Let us start with the exponents. Comparing the terms of $\alpha\gamma$ and $\gamma\alpha$, we see that $\alpha_k=\gamma_k$ for $k\leq m$, $\alpha_{m+k}=\alpha_m+\alpha_k$ for $k\leq n-m$, and $\alpha_n+\alpha_{k}=\alpha_m+\alpha_{n-m+k}$ for $k\leq m$. Writing $\alpha_n=\alpha_m+\alpha_{n-m}$, the last equation tells us $$\alpha_{n-m}+\alpha_k=\alpha_{n-m+k}$$ after cancelling $\alpha_m$. Let us say that $a\leq n$ is good if $\alpha_{a}+\alpha_k=\alpha_{a+k}$ for all $k\leq n-a$; we know $m$ and $n-m$ are good, and if we prove $d$ is good we will have proved everything we need about the exponents. But good numbers are closed under subtraction of numbers that add to at most $n$ (if $a<b$ are good with $a+b\leq n$ we can show $\alpha_{b-a}+\alpha_k=\alpha_{k+b-a}$ by splitting $\alpha_k=\alpha_{a}+\alpha_{k-a}$ if $a\leq k\leq n-b+a$ and by cancelling $\alpha_a$ from $\alpha_b+\alpha_k=\alpha_{k+b}$ if $k\leq n-b$), and using the Euclidean algorithm we conclude that $\gcd(m,n-m)=d$ is good.
The coefficients work similarly.
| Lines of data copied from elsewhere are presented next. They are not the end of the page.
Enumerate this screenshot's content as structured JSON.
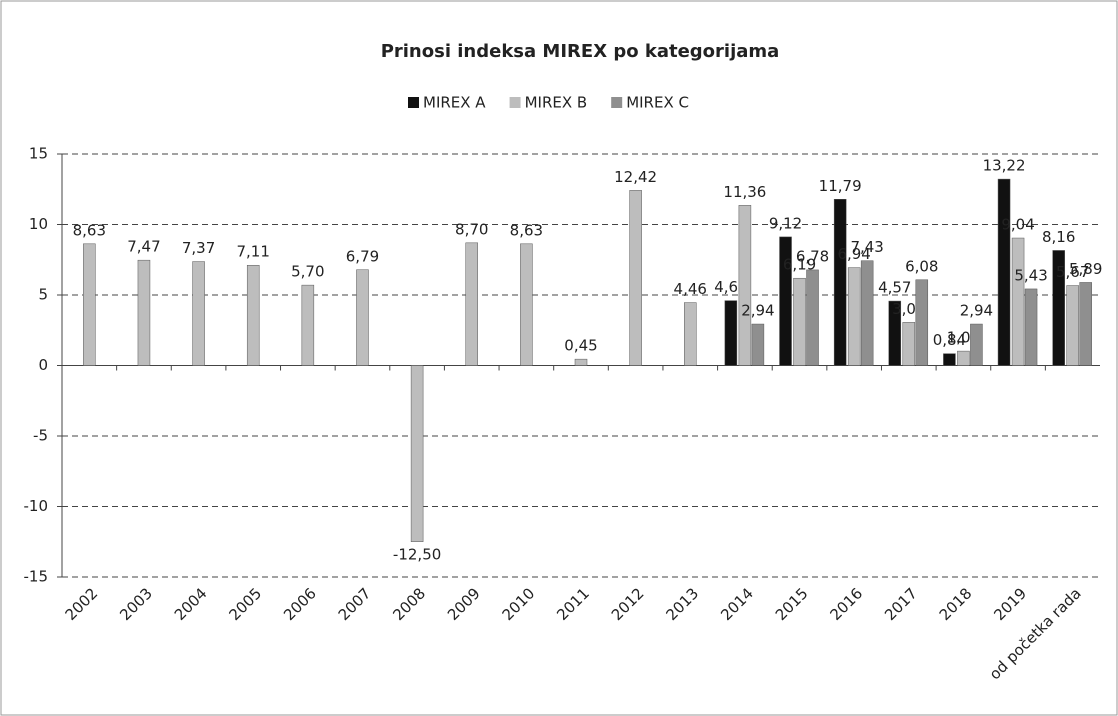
{
  "chart_data": {
    "type": "bar",
    "title": "Prinosi indeksa MIREX po kategorijama",
    "categories": [
      "2002",
      "2003",
      "2004",
      "2005",
      "2006",
      "2007",
      "2008",
      "2009",
      "2010",
      "2011",
      "2012",
      "2013",
      "2014",
      "2015",
      "2016",
      "2017",
      "2018",
      "2019",
      "od početka rada"
    ],
    "series": [
      {
        "name": "MIREX A",
        "color": "#111111",
        "values": [
          null,
          null,
          null,
          null,
          null,
          null,
          null,
          null,
          null,
          null,
          null,
          null,
          4.6,
          9.12,
          11.79,
          4.57,
          0.84,
          13.22,
          8.16
        ],
        "value_labels": [
          null,
          null,
          null,
          null,
          null,
          null,
          null,
          null,
          null,
          null,
          null,
          null,
          "4,60",
          "9,12",
          "11,79",
          "4,57",
          "0,84",
          "13,22",
          "8,16"
        ]
      },
      {
        "name": "MIREX B",
        "color": "#bdbdbd",
        "values": [
          8.63,
          7.47,
          7.37,
          7.11,
          5.7,
          6.79,
          -12.5,
          8.7,
          8.63,
          0.45,
          12.42,
          4.46,
          11.36,
          6.19,
          6.94,
          3.06,
          1.02,
          9.04,
          5.67
        ],
        "value_labels": [
          "8,63",
          "7,47",
          "7,37",
          "7,11",
          "5,70",
          "6,79",
          "-12,50",
          "8,70",
          "8,63",
          "0,45",
          "12,42",
          "4,46",
          "11,36",
          "6,19",
          "6,94",
          "3,06",
          "1,02",
          "9,04",
          "5,67"
        ]
      },
      {
        "name": "MIREX C",
        "color": "#8f8f8f",
        "values": [
          null,
          null,
          null,
          null,
          null,
          null,
          null,
          null,
          null,
          null,
          null,
          null,
          2.94,
          6.78,
          7.43,
          6.08,
          2.94,
          5.43,
          5.89
        ],
        "value_labels": [
          null,
          null,
          null,
          null,
          null,
          null,
          null,
          null,
          null,
          null,
          null,
          null,
          "2,94",
          "6,78",
          "7,43",
          "6,08",
          "2,94",
          "5,43",
          "5,89"
        ]
      }
    ],
    "ylim": [
      -15,
      15
    ],
    "yticks": [
      -15,
      -10,
      -5,
      0,
      5,
      10,
      15
    ],
    "grid": true,
    "legend": "top"
  }
}
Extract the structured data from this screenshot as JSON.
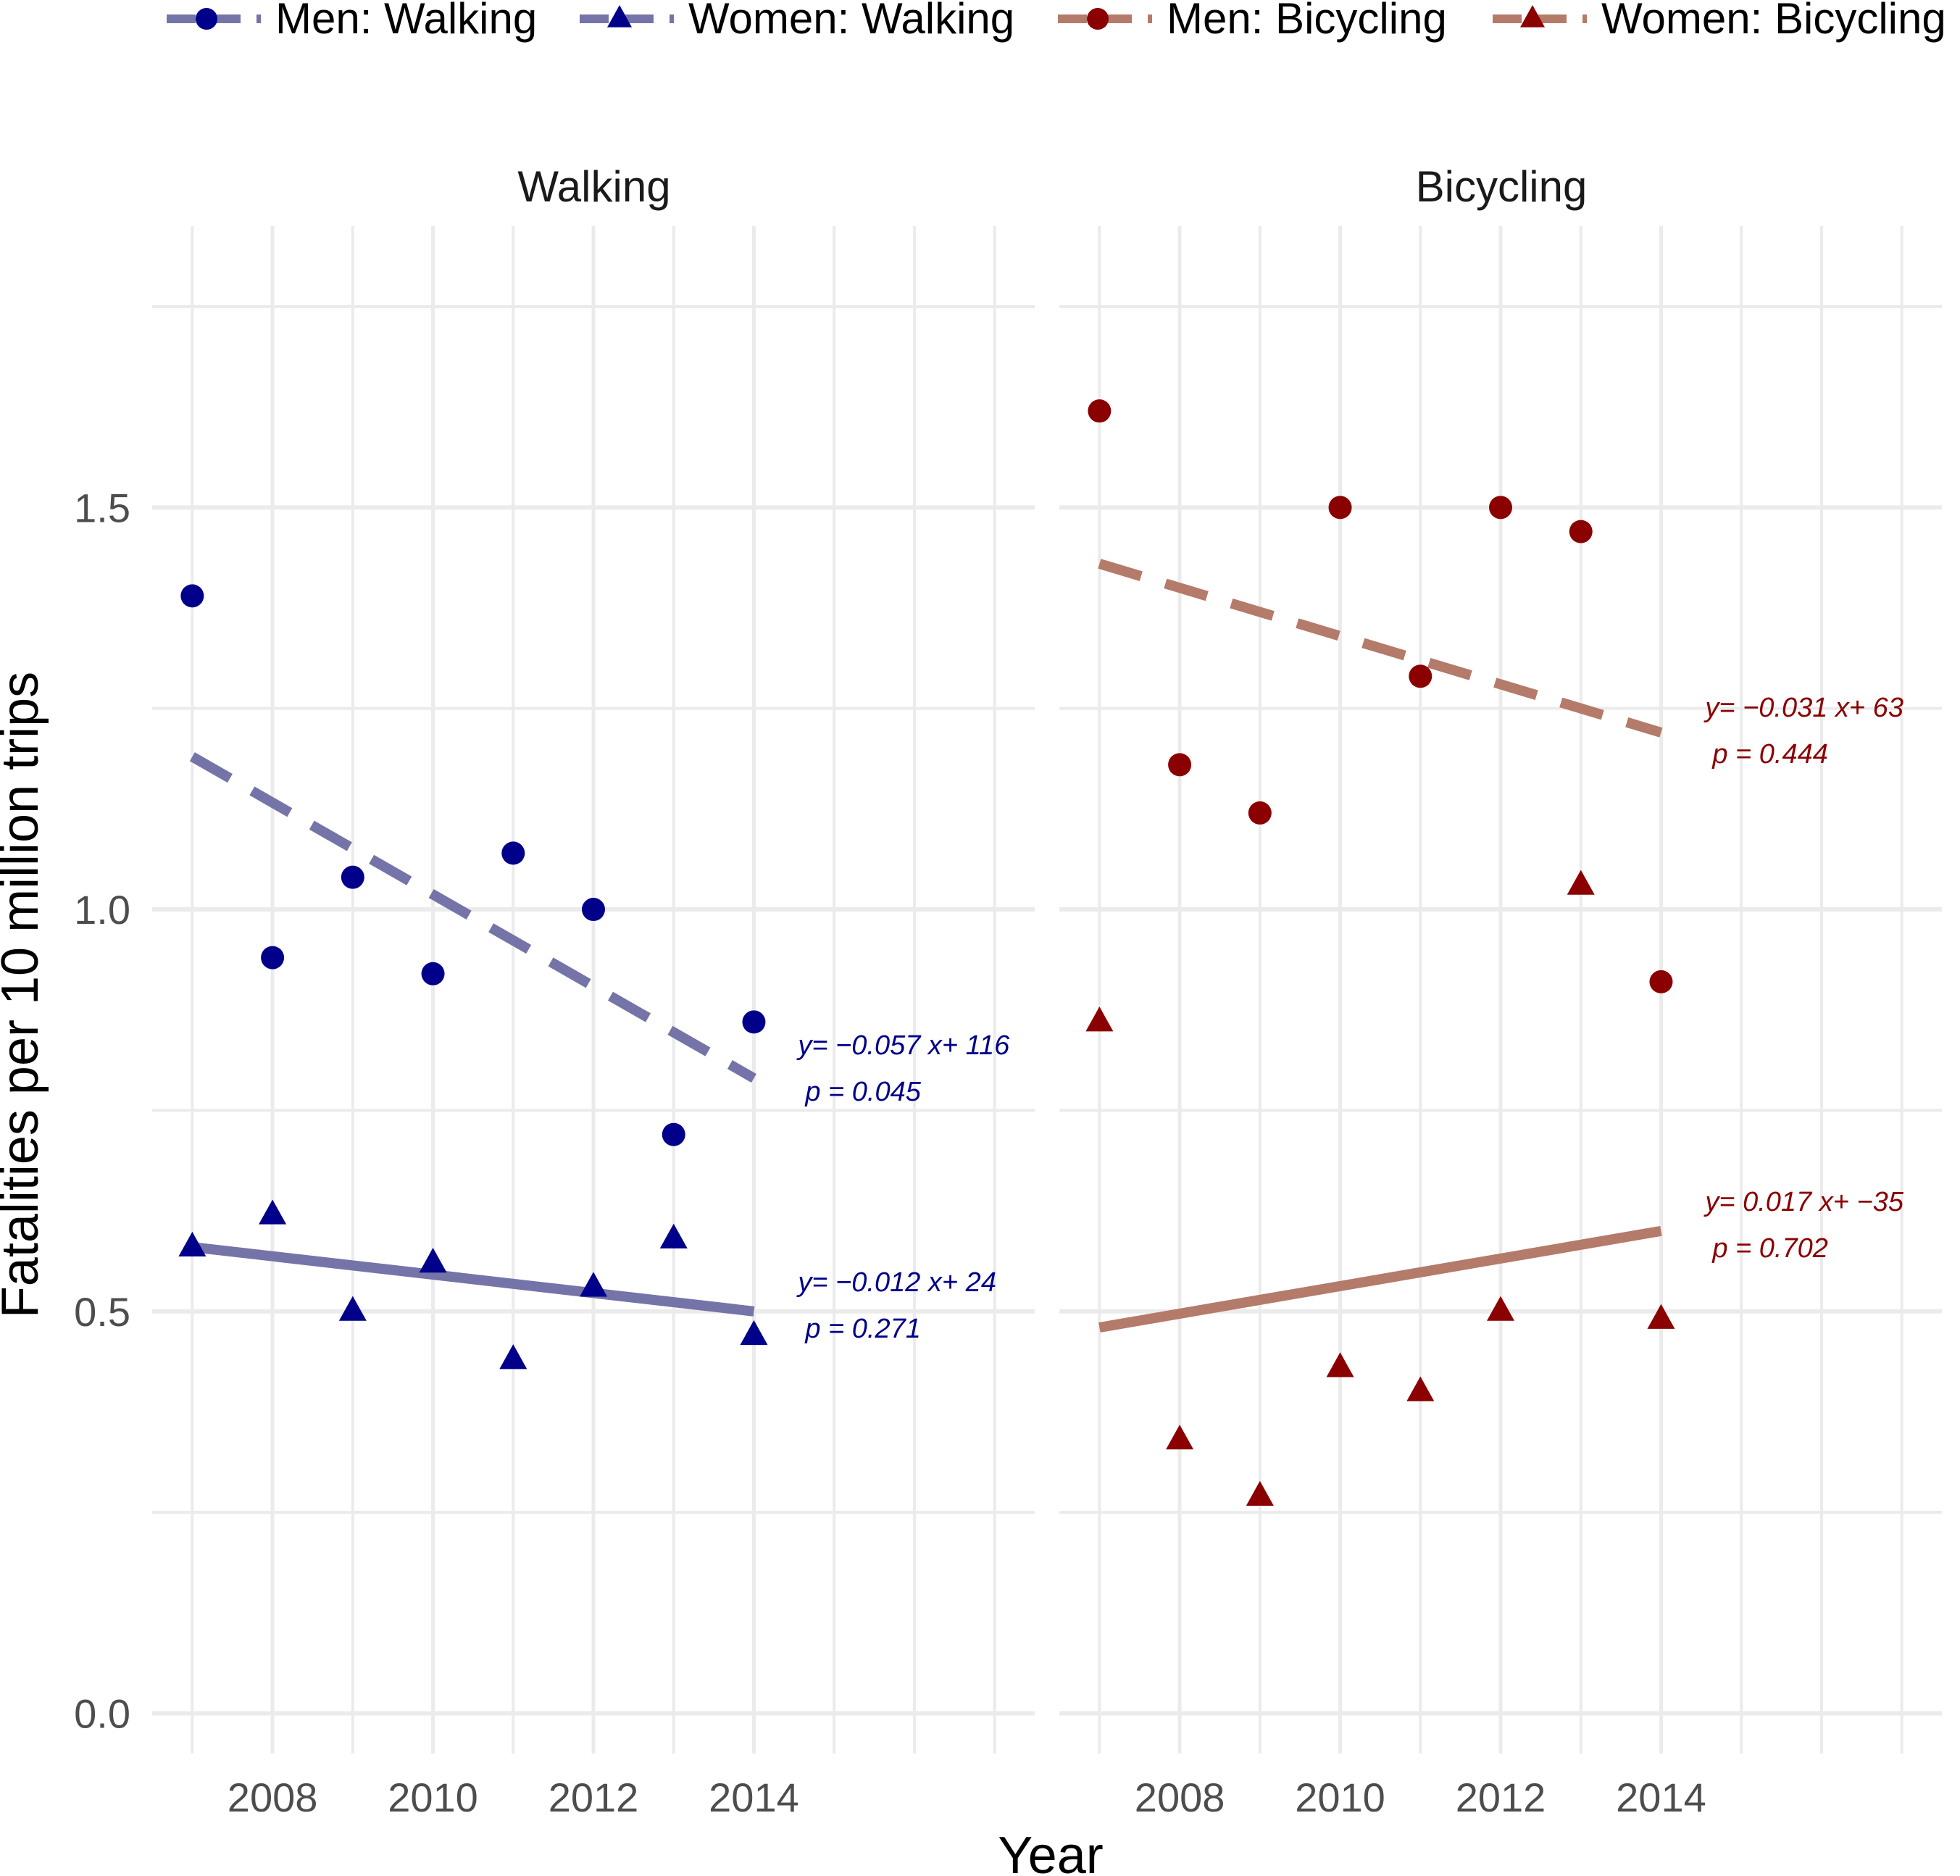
{
  "chart_data": {
    "type": "scatter",
    "xlabel": "Year",
    "ylabel": "Fatalities per 10 million trips",
    "xlim": [
      2006.5,
      2017.5
    ],
    "ylim": [
      -0.05,
      1.85
    ],
    "x_ticks": [
      "2008",
      "2010",
      "2012",
      "2014"
    ],
    "y_ticks": [
      "0.0",
      "0.5",
      "1.0",
      "1.5"
    ],
    "legend": {
      "position": "top",
      "entries": [
        {
          "label": "Men: Walking",
          "color": "#00008b",
          "marker": "circle",
          "line": "dashed",
          "line_color": "#7474a8"
        },
        {
          "label": "Women: Walking",
          "color": "#00008b",
          "marker": "triangle",
          "line": "dashed",
          "line_color": "#7474a8"
        },
        {
          "label": "Men: Bicycling",
          "color": "#8b0000",
          "marker": "circle",
          "line": "dashed",
          "line_color": "#b47a6a"
        },
        {
          "label": "Women: Bicycling",
          "color": "#8b0000",
          "marker": "triangle",
          "line": "dashed",
          "line_color": "#b47a6a"
        }
      ]
    },
    "panels": [
      {
        "strip": "Walking",
        "point_color": "#00008b",
        "line_color": "#7474a8",
        "series": [
          {
            "name": "Men: Walking",
            "marker": "circle",
            "x": [
              2007,
              2008,
              2009,
              2010,
              2011,
              2012,
              2013,
              2014
            ],
            "y": [
              1.39,
              0.94,
              1.04,
              0.92,
              1.07,
              1.0,
              0.72,
              0.86
            ],
            "fit": {
              "x": [
                2007,
                2014
              ],
              "y": [
                1.19,
                0.79
              ],
              "style": "dashed"
            },
            "annotation": {
              "equation": "y= −0.057 x+ 116",
              "p": "p =  0.045",
              "x": 2014.55,
              "y": 0.82
            }
          },
          {
            "name": "Women: Walking",
            "marker": "triangle",
            "x": [
              2007,
              2008,
              2009,
              2010,
              2011,
              2012,
              2013,
              2014
            ],
            "y": [
              0.58,
              0.62,
              0.5,
              0.56,
              0.44,
              0.53,
              0.59,
              0.47
            ],
            "fit": {
              "x": [
                2007,
                2014
              ],
              "y": [
                0.58,
                0.5
              ],
              "style": "solid"
            },
            "annotation": {
              "equation": "y= −0.012 x+ 24",
              "p": "p =  0.271",
              "x": 2014.55,
              "y": 0.525
            }
          }
        ]
      },
      {
        "strip": "Bicycling",
        "point_color": "#8b0000",
        "line_color": "#b47a6a",
        "series": [
          {
            "name": "Men: Bicycling",
            "marker": "circle",
            "x": [
              2007,
              2008,
              2009,
              2010,
              2011,
              2012,
              2013,
              2014
            ],
            "y": [
              1.62,
              1.18,
              1.12,
              1.5,
              1.29,
              1.5,
              1.47,
              0.91
            ],
            "fit": {
              "x": [
                2007,
                2014
              ],
              "y": [
                1.43,
                1.22
              ],
              "style": "dashed"
            },
            "annotation": {
              "equation": "y= −0.031 x+ 63",
              "p": "p =  0.444",
              "x": 2014.55,
              "y": 1.24
            }
          },
          {
            "name": "Women: Bicycling",
            "marker": "triangle",
            "x": [
              2007,
              2008,
              2009,
              2010,
              2011,
              2012,
              2013,
              2014
            ],
            "y": [
              0.86,
              0.34,
              0.27,
              0.43,
              0.4,
              0.5,
              1.03,
              0.49
            ],
            "fit": {
              "x": [
                2007,
                2014
              ],
              "y": [
                0.48,
                0.6
              ],
              "style": "solid"
            },
            "annotation": {
              "equation": "y= 0.017 x+ −35",
              "p": "p =  0.702",
              "x": 2014.55,
              "y": 0.625
            }
          }
        ]
      }
    ]
  }
}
Comparing $\alpha\gamma$ and $\gamma\alpha$ again, we see that $l_k=r_k$ for $0\leq k< m$ and $l_m=r_ml_0$, $l_{m+k}=l_k$ for $1\leq k<n-m$ and $l_nr_0=l_{n-m}$, and $r_{m-k}=l_{n-k}$ for $0\leq k<m$. Letting $l'_k=l_k$ for $k\neq 0,n$ and $l'_k=l_nl_0$, we see that the $l'_k$ are both $m$-periodic and $(n-m)$-periodic (the latter since $l'_{m-k}=l'_{n-k}$ via $r_{m-k}$), and hence $d$-periodic using the Euclidean algorithm. This gives us exactly what we need for the coefficients.
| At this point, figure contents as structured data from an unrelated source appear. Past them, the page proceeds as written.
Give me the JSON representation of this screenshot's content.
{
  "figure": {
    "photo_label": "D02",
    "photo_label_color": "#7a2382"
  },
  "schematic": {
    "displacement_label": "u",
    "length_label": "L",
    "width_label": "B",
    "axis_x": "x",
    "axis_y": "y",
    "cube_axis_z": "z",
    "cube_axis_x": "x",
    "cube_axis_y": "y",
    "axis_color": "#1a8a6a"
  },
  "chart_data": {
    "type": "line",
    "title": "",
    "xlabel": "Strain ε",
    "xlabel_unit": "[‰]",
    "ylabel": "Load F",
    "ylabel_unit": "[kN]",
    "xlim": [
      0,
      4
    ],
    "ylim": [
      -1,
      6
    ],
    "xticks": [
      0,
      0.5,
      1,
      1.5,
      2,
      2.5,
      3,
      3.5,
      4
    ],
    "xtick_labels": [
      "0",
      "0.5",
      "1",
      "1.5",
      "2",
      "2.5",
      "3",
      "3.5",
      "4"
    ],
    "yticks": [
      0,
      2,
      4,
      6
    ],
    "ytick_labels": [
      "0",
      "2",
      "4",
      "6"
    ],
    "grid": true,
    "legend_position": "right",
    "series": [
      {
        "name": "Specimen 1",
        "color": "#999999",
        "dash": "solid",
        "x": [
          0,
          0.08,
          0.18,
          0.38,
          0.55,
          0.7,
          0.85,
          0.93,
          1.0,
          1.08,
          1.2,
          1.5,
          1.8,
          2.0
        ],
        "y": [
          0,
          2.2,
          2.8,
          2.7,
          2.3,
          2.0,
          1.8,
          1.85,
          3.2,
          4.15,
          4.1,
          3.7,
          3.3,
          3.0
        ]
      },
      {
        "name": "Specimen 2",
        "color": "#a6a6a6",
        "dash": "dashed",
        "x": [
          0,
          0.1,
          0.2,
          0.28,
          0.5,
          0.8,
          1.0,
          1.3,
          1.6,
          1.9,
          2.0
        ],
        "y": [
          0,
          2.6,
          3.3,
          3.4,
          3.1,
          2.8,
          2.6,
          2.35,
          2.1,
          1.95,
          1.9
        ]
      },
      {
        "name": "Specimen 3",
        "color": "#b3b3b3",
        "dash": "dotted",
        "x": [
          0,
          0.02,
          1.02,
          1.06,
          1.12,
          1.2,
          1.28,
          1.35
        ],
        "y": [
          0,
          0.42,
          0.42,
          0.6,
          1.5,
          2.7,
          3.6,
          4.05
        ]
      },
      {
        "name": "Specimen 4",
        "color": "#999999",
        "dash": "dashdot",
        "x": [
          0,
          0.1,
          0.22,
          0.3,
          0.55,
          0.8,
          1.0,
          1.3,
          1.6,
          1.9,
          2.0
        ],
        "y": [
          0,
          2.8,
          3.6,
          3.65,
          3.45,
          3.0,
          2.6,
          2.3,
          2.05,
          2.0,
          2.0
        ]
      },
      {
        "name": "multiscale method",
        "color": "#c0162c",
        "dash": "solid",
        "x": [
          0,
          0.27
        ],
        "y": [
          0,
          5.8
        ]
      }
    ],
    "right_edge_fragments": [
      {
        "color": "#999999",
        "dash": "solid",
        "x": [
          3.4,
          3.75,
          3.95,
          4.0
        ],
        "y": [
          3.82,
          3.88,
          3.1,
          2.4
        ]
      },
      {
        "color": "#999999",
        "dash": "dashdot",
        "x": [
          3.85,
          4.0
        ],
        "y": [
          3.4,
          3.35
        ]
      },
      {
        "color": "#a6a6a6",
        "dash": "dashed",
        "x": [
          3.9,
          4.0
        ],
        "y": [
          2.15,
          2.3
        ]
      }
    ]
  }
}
This leaves a few remaining loose ends: what happens if $\alpha$ or $\gamma$ is finite, or if only one of $\alpha$ and $\gamma$ is a successor ordinal. If $\alpha$ and $\gamma$ are both finite they of course commute. If $\alpha$ is finite and $\gamma$ is infinite, it is easy to see that they do not commute unless $\alpha$ is $0$ or $1$. Finally, if $\alpha$ is a successor and $\gamma$ is a limit and they commute, comparing the number of terms in the Cantor normal forms of $\alpha\gamma$ and $\gamma\alpha$ shows that $\alpha$ must be finite (if $\alpha$ has $n+1$ terms in its Cantor normal form and $\gamma$ has $m$, then $\alpha\gamma$ will have $m$ terms and $\gamma\alpha$ will have $m+n$ terms). It then follows easily that either $\alpha=1$ or $\gamma=0$.